ConAgra Foods, Inc. reports annual revenue of 20 billion dollars and 63,000 employees, with sales all over the world. It is one of North America's largest packaged food companies, serving consumer grocery retailers, industrial resellers, the military, as well as restaurants and other foodservice establishments all over the world. ConAgra also manufactures and distributes basics like livestock, wheat, beans, potatoes, oilseeds, feed ingredients, natural gas, and crude oil to other food manufacturers, as well as pet and animal food suppliers. Historically, it has been a significant participant in both animal-based as well as plant-based products; however, it has divested majority ownership of all its animal operations, seeking expansion in the highest-profit areas of the food business, and it is now expanding its biotechnology activities. Yet it still retains a 45% stake in such behemoth animal-production companies as Smith & Company, profiting from the beef, pork, and chicken industries. ConAgra's range of consumer products includes well-known kosher (Hebrew National, Fleischmann's) and vegetarian labels (Lightlife).


Archer Daniels Midland Company

Archer Daniels Midland Company reports annual revenue of 30 billion dollars, 26,000 employees, and 270 plants on 6 continents. The Company has built a vertically integrated global franchise with sourcing, production, and transportation capabilities, and maintains leadership in plant-based agricultural processing, supplying commodity ingredients into a unified world marketplace. Core products include all basic and organic plant commodities like soy, wheat, oats, barley, corn, and cocoa, and basic derived ingredients like citric acid, sweeteners and baking ingredients, emulsifiers, stabilizers, flours, oils, and meat enhancers, along with critical products for construction, household items, industrial chemicals, mining, drilling, packaging, paints, inks, coatings, ethanol, plastics, and paper. Underpinning this vast, and dominant, conglomerate is an international network of financial subsidiaries providing services and support to customers in the agriculture industry, along with a global grain-trading group, and a large transportation business.

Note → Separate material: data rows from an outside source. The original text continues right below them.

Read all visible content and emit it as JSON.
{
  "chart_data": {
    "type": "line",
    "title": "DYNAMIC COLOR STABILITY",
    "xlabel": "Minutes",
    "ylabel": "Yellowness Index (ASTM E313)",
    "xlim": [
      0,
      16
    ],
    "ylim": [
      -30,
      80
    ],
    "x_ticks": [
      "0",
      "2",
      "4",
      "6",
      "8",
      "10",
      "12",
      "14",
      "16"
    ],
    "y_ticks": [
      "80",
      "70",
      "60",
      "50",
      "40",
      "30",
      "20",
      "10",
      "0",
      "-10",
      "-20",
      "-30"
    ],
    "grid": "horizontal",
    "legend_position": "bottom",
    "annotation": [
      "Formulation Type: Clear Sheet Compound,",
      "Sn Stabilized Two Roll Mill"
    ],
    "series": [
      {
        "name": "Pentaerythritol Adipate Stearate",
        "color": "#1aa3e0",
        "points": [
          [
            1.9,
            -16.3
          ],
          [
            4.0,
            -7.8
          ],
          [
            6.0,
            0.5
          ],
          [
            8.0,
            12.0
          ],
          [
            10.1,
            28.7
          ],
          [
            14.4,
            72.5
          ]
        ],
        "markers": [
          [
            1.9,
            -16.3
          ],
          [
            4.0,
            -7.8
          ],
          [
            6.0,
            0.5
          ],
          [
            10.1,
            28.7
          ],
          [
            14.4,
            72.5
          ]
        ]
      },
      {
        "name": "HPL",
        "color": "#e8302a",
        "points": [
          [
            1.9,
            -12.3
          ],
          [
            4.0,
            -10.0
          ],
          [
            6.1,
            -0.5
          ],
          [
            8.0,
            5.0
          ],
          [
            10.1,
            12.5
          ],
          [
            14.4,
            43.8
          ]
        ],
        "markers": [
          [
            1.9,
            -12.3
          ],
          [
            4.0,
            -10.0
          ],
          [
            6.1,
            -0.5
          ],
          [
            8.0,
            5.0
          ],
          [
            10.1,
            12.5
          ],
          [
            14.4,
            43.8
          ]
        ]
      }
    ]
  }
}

ADM is a critical enabler in the current trend of traditional animal-based food companies expanding into the whole foods (organic and vegetarian) market. For example, Dean Foods, a major dairy producer, now owns the Silk brand (organic soy milk), ConAgra, a partner with Swift & Company in beef, pork, and chicken businesses, now owns the Lightlife brand (vegan convenience foods), and Kraft, a producer of both dairy and meat processed consumer products, now owns the Boca brand (the original vegan veggie burger).